For financial institutions listing on the Main Board, the HKMA’s Supervisory Policy Manual CA-G-5 (revised March 2025) imposes a mandatory deferred compensation structure for “material risk takers” — defined as employees whose total remuneration exceeds HKD 3 million per annum and whose activities have a material impact on the institution’s risk profile. The manual requires that at least 60% of variable remuneration for material risk takers be deferred for a minimum of four years, with at least 50% of the deferred amount payable in equity instruments (CA-G-5, Paragraph 4.2.3).

This requirement must be disclosed in the prospectus’s Employees and Remuneration section, including a description of the deferral schedule, the vesting conditions, and the clawback triggers. The HKEX has confirmed that it will not accept a generic reference to “compliance with applicable regulatory requirements” — the prospectus must include a specific table showing the deferral percentage, the vesting period, and the equity/cash split for each category of material risk taker.
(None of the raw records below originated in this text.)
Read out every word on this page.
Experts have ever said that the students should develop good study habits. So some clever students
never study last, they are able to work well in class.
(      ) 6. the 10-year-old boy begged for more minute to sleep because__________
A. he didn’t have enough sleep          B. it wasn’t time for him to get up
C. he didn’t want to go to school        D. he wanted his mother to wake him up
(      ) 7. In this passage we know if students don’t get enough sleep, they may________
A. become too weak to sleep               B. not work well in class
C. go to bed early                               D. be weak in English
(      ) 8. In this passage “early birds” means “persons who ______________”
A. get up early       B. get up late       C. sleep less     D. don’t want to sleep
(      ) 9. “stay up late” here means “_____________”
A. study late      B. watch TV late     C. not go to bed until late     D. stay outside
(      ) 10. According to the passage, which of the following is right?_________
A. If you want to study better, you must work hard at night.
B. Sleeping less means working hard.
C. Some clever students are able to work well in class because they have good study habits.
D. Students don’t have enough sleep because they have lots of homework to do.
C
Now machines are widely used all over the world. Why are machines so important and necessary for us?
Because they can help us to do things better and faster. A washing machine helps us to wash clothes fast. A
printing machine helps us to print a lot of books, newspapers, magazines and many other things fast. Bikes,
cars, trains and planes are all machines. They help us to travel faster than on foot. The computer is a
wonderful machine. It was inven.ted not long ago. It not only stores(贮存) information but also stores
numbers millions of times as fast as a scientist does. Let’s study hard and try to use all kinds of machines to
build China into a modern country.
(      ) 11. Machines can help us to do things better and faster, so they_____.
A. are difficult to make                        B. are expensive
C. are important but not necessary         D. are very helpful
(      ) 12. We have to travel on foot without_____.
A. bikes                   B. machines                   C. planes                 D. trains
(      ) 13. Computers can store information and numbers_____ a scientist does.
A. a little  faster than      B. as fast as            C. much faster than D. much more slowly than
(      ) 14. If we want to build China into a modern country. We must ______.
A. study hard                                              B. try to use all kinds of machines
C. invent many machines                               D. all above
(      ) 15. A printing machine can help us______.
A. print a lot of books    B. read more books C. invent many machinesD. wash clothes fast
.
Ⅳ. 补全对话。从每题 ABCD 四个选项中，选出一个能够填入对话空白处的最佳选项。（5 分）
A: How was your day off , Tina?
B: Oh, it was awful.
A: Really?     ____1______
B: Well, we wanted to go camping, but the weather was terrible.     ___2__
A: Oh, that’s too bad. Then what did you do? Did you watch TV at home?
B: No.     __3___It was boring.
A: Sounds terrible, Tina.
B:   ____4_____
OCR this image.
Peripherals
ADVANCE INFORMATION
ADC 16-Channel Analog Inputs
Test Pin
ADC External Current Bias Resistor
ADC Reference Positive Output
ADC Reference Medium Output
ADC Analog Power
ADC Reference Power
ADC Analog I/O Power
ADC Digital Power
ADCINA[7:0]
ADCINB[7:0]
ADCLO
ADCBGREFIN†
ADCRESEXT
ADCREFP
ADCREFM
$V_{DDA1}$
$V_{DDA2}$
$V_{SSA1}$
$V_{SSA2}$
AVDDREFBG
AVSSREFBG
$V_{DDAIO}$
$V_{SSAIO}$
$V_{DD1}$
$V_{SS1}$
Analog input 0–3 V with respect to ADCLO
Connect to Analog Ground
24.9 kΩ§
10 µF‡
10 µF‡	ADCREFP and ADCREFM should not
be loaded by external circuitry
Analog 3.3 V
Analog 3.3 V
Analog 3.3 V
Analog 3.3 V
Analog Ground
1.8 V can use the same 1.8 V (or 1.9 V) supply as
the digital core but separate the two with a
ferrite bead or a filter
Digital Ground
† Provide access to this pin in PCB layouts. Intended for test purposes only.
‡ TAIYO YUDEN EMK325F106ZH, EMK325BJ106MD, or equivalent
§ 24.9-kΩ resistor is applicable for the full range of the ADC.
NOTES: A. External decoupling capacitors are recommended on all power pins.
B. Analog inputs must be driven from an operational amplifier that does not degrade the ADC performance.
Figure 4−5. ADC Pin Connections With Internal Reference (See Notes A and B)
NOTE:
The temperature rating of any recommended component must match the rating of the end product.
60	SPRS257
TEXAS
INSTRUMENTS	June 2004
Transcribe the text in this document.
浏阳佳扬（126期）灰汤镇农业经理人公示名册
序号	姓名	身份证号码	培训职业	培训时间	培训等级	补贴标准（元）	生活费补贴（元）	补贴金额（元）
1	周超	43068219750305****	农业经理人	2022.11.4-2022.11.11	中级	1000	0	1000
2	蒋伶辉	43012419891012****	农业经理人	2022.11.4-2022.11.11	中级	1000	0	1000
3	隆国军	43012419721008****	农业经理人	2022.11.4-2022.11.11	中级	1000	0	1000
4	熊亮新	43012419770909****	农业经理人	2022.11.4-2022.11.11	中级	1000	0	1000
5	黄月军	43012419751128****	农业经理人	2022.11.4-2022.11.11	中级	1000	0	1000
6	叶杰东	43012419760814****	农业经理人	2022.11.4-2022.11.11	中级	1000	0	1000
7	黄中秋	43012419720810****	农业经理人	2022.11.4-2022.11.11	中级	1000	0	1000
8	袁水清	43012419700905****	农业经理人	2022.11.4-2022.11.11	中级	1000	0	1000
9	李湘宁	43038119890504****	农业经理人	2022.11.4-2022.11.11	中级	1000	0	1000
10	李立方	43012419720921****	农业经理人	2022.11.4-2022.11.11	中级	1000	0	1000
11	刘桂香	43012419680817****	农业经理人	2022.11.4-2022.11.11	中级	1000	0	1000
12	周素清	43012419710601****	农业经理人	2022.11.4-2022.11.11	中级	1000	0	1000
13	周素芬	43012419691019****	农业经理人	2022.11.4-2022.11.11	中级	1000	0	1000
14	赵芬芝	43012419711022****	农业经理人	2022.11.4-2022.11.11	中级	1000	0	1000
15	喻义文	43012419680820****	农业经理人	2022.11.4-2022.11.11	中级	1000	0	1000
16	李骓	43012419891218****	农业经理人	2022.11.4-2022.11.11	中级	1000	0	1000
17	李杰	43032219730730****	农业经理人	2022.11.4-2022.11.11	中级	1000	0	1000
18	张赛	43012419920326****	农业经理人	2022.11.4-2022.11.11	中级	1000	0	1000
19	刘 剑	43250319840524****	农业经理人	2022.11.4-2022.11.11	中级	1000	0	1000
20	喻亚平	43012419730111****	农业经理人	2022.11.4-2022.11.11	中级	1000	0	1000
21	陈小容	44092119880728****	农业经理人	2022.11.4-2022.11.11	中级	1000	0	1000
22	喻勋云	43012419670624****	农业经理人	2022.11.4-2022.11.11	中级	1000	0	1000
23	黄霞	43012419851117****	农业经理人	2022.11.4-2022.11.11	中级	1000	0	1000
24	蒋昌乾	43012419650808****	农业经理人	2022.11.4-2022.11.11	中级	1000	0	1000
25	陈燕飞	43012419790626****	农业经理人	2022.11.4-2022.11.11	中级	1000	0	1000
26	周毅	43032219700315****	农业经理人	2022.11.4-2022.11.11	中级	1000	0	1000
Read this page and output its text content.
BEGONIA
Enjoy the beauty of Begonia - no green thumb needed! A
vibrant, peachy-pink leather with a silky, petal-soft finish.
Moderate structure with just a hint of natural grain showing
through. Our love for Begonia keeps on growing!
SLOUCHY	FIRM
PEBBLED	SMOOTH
This level of granularity is unprecedented in Hong Kong prospectuses and represents a significant drafting challenge for sponsors and legal counsel.

Actionable Takeaways for Issuers and Sponsors

  1. Quantify employee turnover cost explicitly in the MD&A — the HKEX’s GL117-24 now expects a financial impact analysis, not just a turnover percentage, and institutional investors are discounting valuations for issuers that omit this disclosure.

  2. Include a five-year sensitivity analysis of minimum wage and social insurance changes — for PRC-based issuers, a 1% change in minimum wage affects staff costs by a quantifiable amount, and the prospectus must show this sensitivity for each jurisdiction of operation.

  3. Disclose the equity compensation run rate as a percentage of revenue — this is the single most important human capital cost metric for technology and biotech issuers, and it must be reconciled to the share-based payment expense under HKFRS 2.

  4. Prepare a deferred compensation framework table for senior management — the SFC’s 2024 Code of Conduct amendments and the HKMA’s CA-G-5 require specific deferral percentages, vesting periods, and clawback provisions that must be disclosed in the prospectus, not deferred to the post-listing corporate governance report.

  5. Include a “Pay Versus Performance” table for dual-listing applicants — while voluntary for Hong Kong-only listings, this disclosure is becoming an investor expectation and reduces the risk of regulatory inconsistency between HKEX and SEC filings.